Выбрать главу

А. Межирову

Обгоняйте, и да будете обгоняемы! Скидай доспех! Добывай успех! Поэзия не только езда в незнаемое, но также снег, засыпающий бег.
Вот победитель идет вперед, вот побежденный, тихий, поникший, словно погибший, медленно в раздевалку бредет.
Сыплется снег, но бег продолжается. Сыплется снег, метель разражается. Сыплется, сыплется снег, снег, снег, но продолжается бег, бег, бег.
Снег засыпает белыми тоннами всех — победителей с побежденными, скорость    с дорожкой беговой и чемпиона с — вперед! — головой!

Вера на слово

Вот я спрошу любого прохожего, самого что ни на есть непригожего, прямо спрошу: «Который час?» — «Восемь!» — он честно ответит тотчас.
Как же не верить, если он говорит? Как же не верить людскому слову, слову, в котором и метр, и ритм, слову, в котором и суть, и основа?
Нет! Фонетическая безупречность правду факта сулит всегда. Если не так, то вечность — не вечность, счастье — не счастье, беда — не беда.
Ложь — неестественна. Лесть — неграмматична и бесчеловечна. А исключенья, конечно, есть. Есть, говорю, исключенья, конечно.
Но, исключая все исключенья, с ходу их все отметая подряд, чувствую к слову людскому    влеченье. На слово верю, когда говорят.

Любовь к старикам

Я любил стариков и любви не скрывал. Я рассказов их длительных не прерывал, понимая, что витиеватая фраза — не для красного, остренького словца, для того, чтобы высказать всю, до конца, жизнь, чтоб всю ее сформулировать сразу.
Понимавшие все, до конца, старики, понимая любовь мою к ним, не скрывали из столбцов и из свитков своих ни строки: то, что сам я в те годы узнал бы едва ли.
Я вопросом благодарил за ответ, и катящиеся, словно камни по склону, останавливались, вслушивались благосклонно и давали совет.

Захарова ко мне!

Шестнадцать лет на станции живу у опоясывающей Москву дороги,    и пятнадцать лет ночами пытались все Захарова найти.
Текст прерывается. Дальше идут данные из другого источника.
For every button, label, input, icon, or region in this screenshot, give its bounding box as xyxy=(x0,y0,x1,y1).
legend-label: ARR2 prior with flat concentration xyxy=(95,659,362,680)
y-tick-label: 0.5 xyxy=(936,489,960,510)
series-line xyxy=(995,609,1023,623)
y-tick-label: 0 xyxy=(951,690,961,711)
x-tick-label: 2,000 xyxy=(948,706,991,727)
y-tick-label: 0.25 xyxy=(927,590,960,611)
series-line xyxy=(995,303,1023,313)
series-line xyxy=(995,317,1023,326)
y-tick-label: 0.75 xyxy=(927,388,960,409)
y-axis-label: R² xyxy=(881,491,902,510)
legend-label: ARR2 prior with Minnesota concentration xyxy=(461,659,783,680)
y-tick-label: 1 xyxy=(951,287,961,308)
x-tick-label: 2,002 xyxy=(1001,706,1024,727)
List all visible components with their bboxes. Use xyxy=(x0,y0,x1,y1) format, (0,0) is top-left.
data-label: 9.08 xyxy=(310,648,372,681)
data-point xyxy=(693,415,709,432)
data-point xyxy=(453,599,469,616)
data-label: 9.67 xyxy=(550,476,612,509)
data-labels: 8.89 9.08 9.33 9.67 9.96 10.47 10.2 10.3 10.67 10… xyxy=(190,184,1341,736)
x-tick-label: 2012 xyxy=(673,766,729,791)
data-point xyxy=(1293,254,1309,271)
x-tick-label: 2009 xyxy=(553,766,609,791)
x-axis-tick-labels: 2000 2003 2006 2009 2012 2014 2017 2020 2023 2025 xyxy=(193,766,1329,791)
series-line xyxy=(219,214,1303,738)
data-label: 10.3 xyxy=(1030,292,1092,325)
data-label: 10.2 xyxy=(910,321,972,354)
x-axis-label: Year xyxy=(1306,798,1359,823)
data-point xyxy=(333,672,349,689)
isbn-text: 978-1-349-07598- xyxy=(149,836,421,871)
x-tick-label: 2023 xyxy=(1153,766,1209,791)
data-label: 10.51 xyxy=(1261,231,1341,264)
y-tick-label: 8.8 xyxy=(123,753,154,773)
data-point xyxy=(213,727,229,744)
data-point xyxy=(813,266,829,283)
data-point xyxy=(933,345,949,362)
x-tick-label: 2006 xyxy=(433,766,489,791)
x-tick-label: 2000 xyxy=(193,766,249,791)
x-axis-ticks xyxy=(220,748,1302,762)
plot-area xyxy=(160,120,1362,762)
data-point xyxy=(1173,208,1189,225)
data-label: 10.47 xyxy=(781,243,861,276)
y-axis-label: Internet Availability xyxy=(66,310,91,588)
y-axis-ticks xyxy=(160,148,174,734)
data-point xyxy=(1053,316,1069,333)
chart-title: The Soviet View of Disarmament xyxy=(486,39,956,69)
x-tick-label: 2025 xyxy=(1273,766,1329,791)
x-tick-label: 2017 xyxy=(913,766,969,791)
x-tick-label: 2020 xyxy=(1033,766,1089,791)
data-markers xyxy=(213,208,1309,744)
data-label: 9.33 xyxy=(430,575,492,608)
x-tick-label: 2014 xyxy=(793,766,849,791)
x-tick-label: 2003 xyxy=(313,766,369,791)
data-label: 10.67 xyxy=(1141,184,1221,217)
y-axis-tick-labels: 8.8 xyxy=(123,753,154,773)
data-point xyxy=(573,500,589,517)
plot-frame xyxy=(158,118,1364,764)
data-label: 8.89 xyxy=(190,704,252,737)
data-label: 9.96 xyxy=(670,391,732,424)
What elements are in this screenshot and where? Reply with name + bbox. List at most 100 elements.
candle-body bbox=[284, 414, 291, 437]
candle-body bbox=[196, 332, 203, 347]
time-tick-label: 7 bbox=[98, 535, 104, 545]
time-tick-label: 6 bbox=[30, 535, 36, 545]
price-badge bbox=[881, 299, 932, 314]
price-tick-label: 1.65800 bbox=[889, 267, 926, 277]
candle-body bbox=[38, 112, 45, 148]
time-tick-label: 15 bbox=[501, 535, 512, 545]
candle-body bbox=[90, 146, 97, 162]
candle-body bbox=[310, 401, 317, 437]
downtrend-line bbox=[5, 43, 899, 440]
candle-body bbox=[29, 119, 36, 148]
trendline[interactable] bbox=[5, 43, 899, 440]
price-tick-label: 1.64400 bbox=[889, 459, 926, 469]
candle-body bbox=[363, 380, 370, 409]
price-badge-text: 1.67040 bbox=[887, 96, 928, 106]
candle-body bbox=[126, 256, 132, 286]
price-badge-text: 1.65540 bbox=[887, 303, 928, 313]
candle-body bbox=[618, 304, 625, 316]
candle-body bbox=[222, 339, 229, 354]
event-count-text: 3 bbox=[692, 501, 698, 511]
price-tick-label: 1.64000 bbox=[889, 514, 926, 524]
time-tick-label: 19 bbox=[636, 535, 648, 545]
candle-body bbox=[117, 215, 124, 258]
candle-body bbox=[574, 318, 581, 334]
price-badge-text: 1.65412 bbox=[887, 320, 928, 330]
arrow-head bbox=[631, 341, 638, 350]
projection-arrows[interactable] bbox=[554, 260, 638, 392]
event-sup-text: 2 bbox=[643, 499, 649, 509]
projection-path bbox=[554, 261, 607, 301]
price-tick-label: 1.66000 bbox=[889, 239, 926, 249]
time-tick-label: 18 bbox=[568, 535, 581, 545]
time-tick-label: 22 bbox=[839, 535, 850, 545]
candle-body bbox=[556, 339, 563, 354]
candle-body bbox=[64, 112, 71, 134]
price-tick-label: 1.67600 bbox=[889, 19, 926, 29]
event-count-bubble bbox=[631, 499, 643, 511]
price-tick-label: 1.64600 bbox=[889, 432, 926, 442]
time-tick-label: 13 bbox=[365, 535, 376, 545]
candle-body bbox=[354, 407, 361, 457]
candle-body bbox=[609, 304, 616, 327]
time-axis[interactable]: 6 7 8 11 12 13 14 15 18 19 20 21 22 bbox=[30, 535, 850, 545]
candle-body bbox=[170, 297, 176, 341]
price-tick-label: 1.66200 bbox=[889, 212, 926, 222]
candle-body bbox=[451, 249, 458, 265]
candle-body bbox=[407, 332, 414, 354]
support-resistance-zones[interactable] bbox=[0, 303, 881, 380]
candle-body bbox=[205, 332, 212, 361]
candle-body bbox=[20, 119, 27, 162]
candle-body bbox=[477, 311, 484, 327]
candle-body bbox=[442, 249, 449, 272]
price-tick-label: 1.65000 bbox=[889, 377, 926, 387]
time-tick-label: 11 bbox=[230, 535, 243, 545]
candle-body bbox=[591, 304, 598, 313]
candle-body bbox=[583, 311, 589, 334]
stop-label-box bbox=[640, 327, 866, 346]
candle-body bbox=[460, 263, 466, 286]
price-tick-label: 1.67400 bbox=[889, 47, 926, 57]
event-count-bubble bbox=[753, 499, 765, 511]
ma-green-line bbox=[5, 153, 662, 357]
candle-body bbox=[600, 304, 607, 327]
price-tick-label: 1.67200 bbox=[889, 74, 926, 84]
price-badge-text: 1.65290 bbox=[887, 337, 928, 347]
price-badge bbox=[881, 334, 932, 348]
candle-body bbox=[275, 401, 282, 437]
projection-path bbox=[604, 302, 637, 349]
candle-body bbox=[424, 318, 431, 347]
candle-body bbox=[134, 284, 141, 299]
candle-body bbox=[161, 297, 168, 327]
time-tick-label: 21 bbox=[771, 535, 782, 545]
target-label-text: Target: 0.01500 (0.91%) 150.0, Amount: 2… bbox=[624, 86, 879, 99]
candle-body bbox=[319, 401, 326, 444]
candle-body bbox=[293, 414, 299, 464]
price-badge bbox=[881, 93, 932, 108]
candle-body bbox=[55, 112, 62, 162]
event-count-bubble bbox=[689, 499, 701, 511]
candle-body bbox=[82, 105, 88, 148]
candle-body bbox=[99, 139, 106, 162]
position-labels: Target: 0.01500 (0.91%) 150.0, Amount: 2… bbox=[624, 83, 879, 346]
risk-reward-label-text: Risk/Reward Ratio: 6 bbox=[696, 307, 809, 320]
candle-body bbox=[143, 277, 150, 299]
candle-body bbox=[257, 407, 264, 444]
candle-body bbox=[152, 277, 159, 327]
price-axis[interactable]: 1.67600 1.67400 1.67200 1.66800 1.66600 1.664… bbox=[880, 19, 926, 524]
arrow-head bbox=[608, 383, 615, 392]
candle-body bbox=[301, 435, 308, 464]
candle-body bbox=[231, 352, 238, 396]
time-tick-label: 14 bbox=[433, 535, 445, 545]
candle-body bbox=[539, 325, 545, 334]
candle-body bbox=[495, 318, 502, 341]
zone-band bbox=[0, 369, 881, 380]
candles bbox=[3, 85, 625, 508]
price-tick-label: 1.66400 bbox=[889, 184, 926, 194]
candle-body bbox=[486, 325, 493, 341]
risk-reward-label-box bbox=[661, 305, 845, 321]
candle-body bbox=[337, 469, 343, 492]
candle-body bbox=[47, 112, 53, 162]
По звукоусилительной сети пятнадцать лет: «Захарова!» —    кричали.
Я прежде обижался, но привык, что на путях железных и прямых к Захарову диспетчерá взывают. Днем не слыхать. Но только кончен день, журят, стыдят и обличают лень, для спешных объяснений вызывают.
Как вечереет,    с Захаровым беда! А я его не видел никогда, но без труда воображу, представлю, как слышит он:    «Захарова ко мне!», как он ругается    и в стороне бредет фигура четкая, простая.
Пятнадцать лет кричали, а потом замолкли.    О Захарове о том примерно год ни слуху и ни духу. Исправился? На пенсию ушел? Работу поспокойнее нашел? Не избежал смертельного недуга?
Как хочется, чтоб он был жив и здрав, захаровский    чтобы тревожил нрав в ином краю диспетчера иного. А если он на пенсии давно — пускай играет в парке в домино и слышит:    «Прозевал Захаров снова!»

Наглядная судьба

Мотается по универмагу потерянное дитя. Еще о розыске бумагу не объявляли. Миг спустя объявят, мать уже диктует директору набор примет, а ветер горя дует, дует, идет решительный момент.
Засматривает тете каждой в лицо: не та, не та, не та! — с отчаянной и горькой жаждой. О, роковая пустота! Замотаны платочком ушки, чернеет родинка у ней: гремят приметы той девчушки над этажами все сильней.
Сейчас ее найдут, признают, за ручку к маме отведут и зацелуют, заругают. Сейчас ее найдут, найдут! Быть может, ей и не придется столкнуться больше никогда с судьбой, что на глазах прядется: нагая, наглая беда.